I'm running the Genoil cpp-ethereum miner (https://github.com/Genoil/cpp-ethereum) on a VM with GPU passthrough and overclocking and it runs mostly stable with a memory clock offset of 1500 MHz (this yield 32 MH/s on a GTX 1070) but occasionally it outputs an error and stops hashing but doesn't exit.
Cuda error in func 'search' at line 346 : an illegal memory access was encountered.
I'm wondering what would be a good approach here. I can check the output for that string, kill the process and start over or check GPU and if utilization drops in consecutive tests and then restart. Etherminer outputs about 5 lines every second.
Anyway, I guess I almost answered my question here but what I don't like is doing 5 checks every second or doing the GPU check which could trigger due to network failure and probably more reasons so I guess I'm asking if people have any other suggestions for how to do this more elegantly?

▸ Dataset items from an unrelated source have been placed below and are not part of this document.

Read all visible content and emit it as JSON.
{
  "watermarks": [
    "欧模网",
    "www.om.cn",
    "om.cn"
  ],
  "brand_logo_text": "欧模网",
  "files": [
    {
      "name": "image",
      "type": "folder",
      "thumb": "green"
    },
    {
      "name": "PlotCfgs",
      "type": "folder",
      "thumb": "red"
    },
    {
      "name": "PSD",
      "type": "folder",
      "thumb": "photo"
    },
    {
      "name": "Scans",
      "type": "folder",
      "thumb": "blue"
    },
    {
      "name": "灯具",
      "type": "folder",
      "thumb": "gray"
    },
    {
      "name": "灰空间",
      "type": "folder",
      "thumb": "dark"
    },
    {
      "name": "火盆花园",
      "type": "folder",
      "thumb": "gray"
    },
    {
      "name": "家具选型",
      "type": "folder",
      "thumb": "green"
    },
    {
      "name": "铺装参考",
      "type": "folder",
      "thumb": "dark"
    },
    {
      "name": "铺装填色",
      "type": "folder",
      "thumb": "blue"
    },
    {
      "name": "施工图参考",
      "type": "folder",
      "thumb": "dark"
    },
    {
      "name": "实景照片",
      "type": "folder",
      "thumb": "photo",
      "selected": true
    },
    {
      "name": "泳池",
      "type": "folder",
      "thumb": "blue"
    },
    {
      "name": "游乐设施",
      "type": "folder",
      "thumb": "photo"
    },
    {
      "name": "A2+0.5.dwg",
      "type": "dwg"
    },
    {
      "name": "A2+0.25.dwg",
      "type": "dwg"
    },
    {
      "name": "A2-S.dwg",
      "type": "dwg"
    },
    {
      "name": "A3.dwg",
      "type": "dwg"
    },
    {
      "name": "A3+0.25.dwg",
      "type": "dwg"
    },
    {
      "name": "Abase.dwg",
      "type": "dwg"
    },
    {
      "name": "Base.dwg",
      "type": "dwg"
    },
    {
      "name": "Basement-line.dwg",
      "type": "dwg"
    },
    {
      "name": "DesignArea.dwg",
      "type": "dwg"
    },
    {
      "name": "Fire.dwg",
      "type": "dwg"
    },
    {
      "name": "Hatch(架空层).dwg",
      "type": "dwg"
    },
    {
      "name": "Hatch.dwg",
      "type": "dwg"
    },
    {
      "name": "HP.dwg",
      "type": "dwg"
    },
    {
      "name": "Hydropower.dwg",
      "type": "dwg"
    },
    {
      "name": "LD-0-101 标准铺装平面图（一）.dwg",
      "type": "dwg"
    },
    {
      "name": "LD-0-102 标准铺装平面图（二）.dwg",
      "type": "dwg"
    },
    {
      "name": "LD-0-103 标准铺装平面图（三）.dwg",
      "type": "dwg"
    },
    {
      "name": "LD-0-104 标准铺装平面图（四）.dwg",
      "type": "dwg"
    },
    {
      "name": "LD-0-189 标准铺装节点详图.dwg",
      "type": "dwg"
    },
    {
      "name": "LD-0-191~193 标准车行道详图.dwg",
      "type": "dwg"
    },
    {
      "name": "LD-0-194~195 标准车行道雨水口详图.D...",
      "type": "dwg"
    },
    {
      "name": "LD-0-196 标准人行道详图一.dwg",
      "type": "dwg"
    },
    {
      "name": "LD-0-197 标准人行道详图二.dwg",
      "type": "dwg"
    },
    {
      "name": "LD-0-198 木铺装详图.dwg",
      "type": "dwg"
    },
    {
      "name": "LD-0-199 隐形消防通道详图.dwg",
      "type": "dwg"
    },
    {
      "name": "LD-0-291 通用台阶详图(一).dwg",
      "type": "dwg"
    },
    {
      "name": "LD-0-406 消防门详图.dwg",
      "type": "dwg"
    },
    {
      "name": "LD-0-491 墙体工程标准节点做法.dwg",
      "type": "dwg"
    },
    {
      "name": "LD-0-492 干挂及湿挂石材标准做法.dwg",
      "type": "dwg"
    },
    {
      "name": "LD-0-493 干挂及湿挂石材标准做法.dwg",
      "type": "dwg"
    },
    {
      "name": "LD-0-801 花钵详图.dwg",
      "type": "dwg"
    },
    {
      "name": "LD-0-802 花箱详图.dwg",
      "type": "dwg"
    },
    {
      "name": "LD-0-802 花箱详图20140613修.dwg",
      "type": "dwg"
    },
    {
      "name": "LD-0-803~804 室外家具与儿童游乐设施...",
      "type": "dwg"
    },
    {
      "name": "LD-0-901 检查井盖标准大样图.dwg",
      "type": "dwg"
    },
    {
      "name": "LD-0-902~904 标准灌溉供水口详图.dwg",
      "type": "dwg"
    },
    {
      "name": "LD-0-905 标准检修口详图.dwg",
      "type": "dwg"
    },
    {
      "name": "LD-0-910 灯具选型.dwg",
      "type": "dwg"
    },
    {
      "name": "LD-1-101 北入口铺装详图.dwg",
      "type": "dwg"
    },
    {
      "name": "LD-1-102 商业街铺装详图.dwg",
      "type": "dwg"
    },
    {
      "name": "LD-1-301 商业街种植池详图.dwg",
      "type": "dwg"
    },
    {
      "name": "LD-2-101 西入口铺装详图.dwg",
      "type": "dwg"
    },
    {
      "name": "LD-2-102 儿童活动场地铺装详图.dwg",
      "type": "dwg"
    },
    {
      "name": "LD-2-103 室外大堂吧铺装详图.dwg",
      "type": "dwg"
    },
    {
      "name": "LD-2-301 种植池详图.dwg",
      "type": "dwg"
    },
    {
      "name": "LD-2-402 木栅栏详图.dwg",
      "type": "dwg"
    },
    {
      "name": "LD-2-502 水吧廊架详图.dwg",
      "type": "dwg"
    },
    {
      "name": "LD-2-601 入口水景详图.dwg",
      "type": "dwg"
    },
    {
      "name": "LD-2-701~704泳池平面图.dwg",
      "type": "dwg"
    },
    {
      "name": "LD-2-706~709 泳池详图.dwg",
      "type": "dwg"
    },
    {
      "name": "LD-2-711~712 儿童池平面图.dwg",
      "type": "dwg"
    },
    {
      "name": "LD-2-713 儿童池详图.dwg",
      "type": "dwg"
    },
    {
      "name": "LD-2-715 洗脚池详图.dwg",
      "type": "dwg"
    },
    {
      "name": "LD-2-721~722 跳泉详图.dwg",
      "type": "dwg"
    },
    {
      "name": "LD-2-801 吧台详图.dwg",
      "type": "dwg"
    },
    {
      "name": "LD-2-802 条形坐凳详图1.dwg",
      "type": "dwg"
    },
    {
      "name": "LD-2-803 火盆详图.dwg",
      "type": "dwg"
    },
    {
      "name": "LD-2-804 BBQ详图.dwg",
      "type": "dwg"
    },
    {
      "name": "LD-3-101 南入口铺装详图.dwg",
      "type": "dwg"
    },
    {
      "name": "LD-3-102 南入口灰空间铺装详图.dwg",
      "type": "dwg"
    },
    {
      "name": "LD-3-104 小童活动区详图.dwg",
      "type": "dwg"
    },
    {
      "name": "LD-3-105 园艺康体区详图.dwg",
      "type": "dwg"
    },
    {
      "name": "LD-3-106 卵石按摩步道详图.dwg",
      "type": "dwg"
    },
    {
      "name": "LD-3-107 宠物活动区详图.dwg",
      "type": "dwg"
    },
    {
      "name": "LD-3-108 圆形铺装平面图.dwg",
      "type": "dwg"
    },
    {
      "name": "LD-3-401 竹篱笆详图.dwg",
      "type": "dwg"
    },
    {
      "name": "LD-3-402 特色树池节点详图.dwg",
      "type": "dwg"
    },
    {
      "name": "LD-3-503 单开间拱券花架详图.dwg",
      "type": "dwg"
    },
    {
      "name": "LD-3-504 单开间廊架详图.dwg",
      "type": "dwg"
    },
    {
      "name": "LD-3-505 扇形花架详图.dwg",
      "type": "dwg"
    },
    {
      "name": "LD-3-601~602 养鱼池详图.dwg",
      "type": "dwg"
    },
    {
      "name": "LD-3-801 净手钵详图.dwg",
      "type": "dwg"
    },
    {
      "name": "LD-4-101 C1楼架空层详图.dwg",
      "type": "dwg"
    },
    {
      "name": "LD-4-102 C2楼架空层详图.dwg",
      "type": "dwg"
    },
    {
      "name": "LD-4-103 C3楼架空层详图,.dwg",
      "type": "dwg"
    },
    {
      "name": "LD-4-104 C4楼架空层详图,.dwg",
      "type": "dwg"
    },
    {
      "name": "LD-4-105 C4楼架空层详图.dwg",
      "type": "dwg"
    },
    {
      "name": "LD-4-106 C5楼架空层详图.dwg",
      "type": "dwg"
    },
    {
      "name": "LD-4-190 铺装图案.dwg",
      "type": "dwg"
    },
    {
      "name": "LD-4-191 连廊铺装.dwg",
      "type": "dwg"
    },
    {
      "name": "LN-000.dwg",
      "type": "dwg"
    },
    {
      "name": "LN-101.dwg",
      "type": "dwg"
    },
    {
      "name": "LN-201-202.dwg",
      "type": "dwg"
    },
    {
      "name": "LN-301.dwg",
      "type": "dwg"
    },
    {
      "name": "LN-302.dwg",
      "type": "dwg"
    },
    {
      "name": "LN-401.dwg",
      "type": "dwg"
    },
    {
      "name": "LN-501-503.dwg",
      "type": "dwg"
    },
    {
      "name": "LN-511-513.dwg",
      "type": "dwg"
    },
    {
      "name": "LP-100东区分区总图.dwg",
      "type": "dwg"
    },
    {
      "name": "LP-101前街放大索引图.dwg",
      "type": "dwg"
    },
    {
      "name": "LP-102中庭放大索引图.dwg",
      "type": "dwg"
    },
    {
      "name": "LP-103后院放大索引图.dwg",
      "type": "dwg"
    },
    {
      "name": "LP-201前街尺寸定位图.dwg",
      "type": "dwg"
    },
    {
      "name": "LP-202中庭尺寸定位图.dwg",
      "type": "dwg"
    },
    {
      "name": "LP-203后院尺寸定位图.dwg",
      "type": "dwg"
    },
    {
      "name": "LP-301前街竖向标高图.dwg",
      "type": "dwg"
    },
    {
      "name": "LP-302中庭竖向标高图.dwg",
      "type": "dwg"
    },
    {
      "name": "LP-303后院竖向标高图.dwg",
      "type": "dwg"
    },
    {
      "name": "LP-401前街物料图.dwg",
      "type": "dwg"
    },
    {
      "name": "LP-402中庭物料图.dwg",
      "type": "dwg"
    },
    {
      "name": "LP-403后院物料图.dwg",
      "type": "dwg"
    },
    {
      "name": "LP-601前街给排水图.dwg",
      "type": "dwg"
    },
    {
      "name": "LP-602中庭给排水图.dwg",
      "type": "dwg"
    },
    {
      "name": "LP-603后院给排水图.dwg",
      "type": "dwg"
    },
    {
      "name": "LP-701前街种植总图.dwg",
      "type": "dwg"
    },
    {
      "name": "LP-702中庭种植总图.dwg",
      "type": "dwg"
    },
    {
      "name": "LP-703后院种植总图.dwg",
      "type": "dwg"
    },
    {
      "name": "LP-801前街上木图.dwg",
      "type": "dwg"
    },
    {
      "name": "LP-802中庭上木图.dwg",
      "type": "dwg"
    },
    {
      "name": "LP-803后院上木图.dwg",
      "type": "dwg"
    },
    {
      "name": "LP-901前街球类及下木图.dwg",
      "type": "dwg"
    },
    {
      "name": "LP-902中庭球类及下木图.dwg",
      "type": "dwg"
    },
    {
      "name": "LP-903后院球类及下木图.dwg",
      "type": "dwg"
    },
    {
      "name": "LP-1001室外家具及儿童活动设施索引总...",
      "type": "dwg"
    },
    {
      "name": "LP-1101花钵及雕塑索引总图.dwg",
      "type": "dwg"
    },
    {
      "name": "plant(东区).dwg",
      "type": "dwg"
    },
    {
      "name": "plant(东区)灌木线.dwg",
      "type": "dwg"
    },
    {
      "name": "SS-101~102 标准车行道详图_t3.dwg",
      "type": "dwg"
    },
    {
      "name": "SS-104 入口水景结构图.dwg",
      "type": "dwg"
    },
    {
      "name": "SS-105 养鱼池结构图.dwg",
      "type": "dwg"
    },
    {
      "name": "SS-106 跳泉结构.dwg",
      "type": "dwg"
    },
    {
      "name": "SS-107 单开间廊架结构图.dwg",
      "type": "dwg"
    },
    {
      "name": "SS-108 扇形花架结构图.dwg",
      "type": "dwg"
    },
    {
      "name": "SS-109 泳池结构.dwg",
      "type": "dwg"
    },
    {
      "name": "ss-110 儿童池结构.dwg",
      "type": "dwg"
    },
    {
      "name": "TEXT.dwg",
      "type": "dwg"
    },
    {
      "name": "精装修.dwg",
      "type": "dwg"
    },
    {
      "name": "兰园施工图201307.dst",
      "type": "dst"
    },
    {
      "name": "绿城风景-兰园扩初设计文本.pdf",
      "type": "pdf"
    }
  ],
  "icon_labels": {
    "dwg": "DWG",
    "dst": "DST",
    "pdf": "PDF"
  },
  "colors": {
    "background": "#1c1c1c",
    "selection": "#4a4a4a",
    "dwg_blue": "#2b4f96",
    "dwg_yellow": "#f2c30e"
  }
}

I usually run the miner in screen, as I like to be able to bring it back up and have the highlighting work but I guess that's a luxury I could drop.
Have you tried dropping the clocks on the VRAM? I mined litecoin back in the day and remember that my mining clients were very sensitive to VRAM and RAM clock speeds.
If you have a distro with systemd and can tell the program to quit on failure/error, then you could use systemd's restart functionality:
Restart=: This indicates the circumstances under which systemd will attempt to automatically restart the service. This can be set to values like “always”, “on-success”, “on-failure”, “on-abnormal”, “on-abort”, or “on-watchdog”. These will trigger a restart according to the way that the service was stopped.
Thanks, it's an interesting suggestion. I'd have to put in a feature request or find it in code and change it but right now I'll go with a wrapper script. Will post here if it works for reference.